Eneas abbassò lo sguardo nel piatto, stringendo gli occhi a due fessure. Le lamentele dell'altro lo irritavano, ma almeno in parte era d'accordo con lui: era andato bene nella corsa, ma quando fosse arrivato il momento delle lezioni teoriche lo sapeva che avrebbe provato solo una cocente umiliazione.
Rico e il ragazzo andarono avanti a discutere, ma Eneas smise di ascoltarli: era troppo impegnato a ripassare mentalmente la corretta ortografia del proprio nome.

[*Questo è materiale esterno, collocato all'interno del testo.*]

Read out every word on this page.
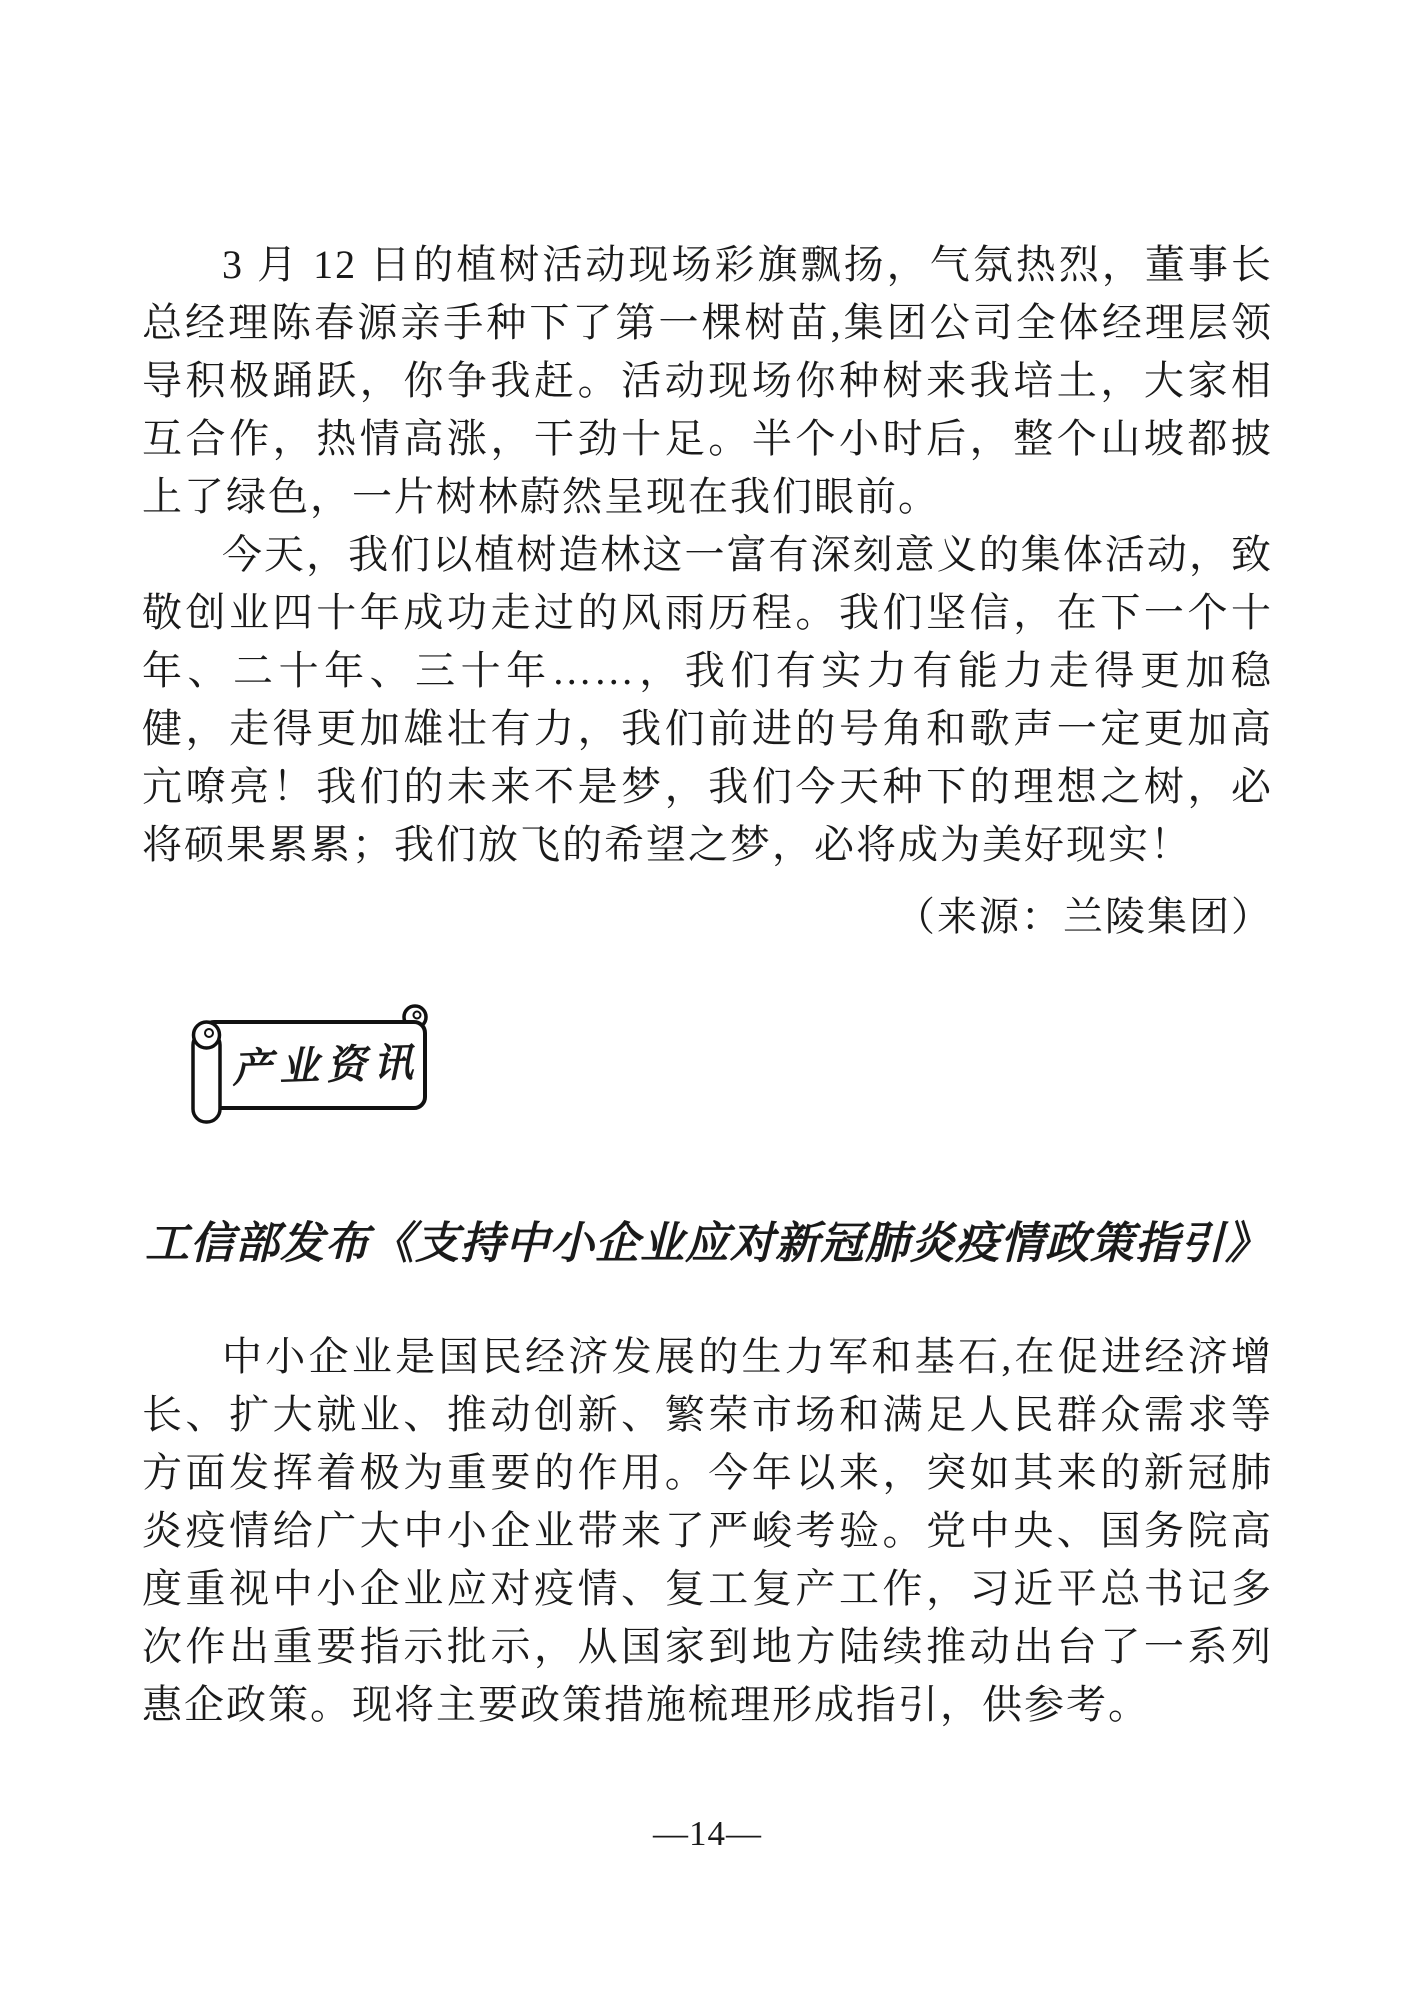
3 月 12 日的植树活动现场彩旗飘扬，气氛热烈，董事长总经理陈春源亲手种下了第一棵树苗,集团公司全体经理层领导积极踊跃，你争我赶。活动现场你种树来我培土，大家相互合作，热情高涨，干劲十足。半个小时后，整个山坡都披上了绿色，一片树林蔚然呈现在我们眼前。

今天，我们以植树造林这一富有深刻意义的集体活动，致敬创业四十年成功走过的风雨历程。我们坚信，在下一个十年、二十年、三十年……，我们有实力有能力走得更加稳健，走得更加雄壮有力，我们前进的号角和歌声一定更加高亢嘹亮！我们的未来不是梦，我们今天种下的理想之树，必将硕果累累；我们放飞的希望之梦，必将成为美好现实！

（来源：兰陵集团）

产业资讯
工信部发布《支持中小企业应对新冠肺炎疫情政策指引》

中小企业是国民经济发展的生力军和基石,在促进经济增长、扩大就业、推动创新、繁荣市场和满足人民群众需求等方面发挥着极为重要的作用。今年以来，突如其来的新冠肺炎疫情给广大中小企业带来了严峻考验。党中央、国务院高度重视中小企业应对疫情、复工复产工作，习近平总书记多次作出重要指示批示，从国家到地方陆续推动出台了一系列惠企政策。现将主要政策措施梳理形成指引，供参考。

—14—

Finito il pasto, un intendente li riportò nella stessa aula in cui erano stati il giorno precedente e i ragazzi si sedettero in attesa del Comandante Cortéz. La panca era di legno, dura e lievemente infossata nel punto in cui Eneas era seduto. Il ragazzo cercò una posizione comoda e poi strinse con forza i pugni sotto il banco. Vide che molti degli altri si erano portati dei fogli e delle penne o matite, mentre alcuni si guardavano intorno, persi quanto lui e con il banco altrettanto vuoto. Si voltò a destra e vide che sia Rico che Jorge avevano portato un blocco per gli appunti e si sentì nudo.
«Ehi, Rico?»
«Sì?»
«Mi dai un foglio? Ho dimenticato i miei.»
«Certo.»
«Ah, e hai anche una matita in più?»
«Mmm-mm.»
Eneas non sapeva assolutamente cosa farsene di quegli oggetti, ma averli con sé lo faceva sentire meglio.
Quando il Comandante fece il suo ingresso, il brusio che aveva riempito la stanza fino a quel momento cessò di colpo e ottanta paia di occhi si fissarono su Cortéz, che poggiò una borsa di pelle sulla cattedra e poi fece il giro del tavolo. I suoi occhi azzurri si fissarono sui ragazzi, il volto atteggiato in un'espressione dura e corrucciata.
«Questa è una domanda che generalmente non serve nemmeno fare» esordì «ma quest'anno molti di voi vengono dalle Paludi, quindi devo chiederlo: chi non sa né leggere né scrivere?»
Eneas sentì un'onda di calore riempirgli il petto e poi salirgli alla testa, mentre il cuore iniziava a battere più veloce. Si guardò intorno, per vedere quanti stavano alzando la mano. Qualcuno lo fece subito, sprezzante, altri invece facevano vagare lo sguardo come lui, timorosi. Jorge se ne stava tranquillo, con entrambe le mani poggiate sopra i fogli.
«È inutile fingere, perché me ne accorgerò comunque in un attimo. Quindi alzate tutti bene la mano, adesso.»
Oh, fottuta torba merdosa, pensò Eneas e tese alto il proprio braccio. Che pensassero pure di lui quello che volevano: li avrebbe fatti ricredere. Pensava che quel semplice gesto di alzare la mano avrebbe fatto accendere una luce su di sé e che tutti si sarebbero voltati a guardarlo, scandalizzati, invece si accorse in un istante che a nessuno importava quello che faceva lui, erano tutti troppo impegnati nel proprio dramma personale per badare a quello degli altri. La sua era stata tutta preoccupazione inutile. In fondo, Eneas era il centro solo del proprio piccolo universo, non di quello degli altri.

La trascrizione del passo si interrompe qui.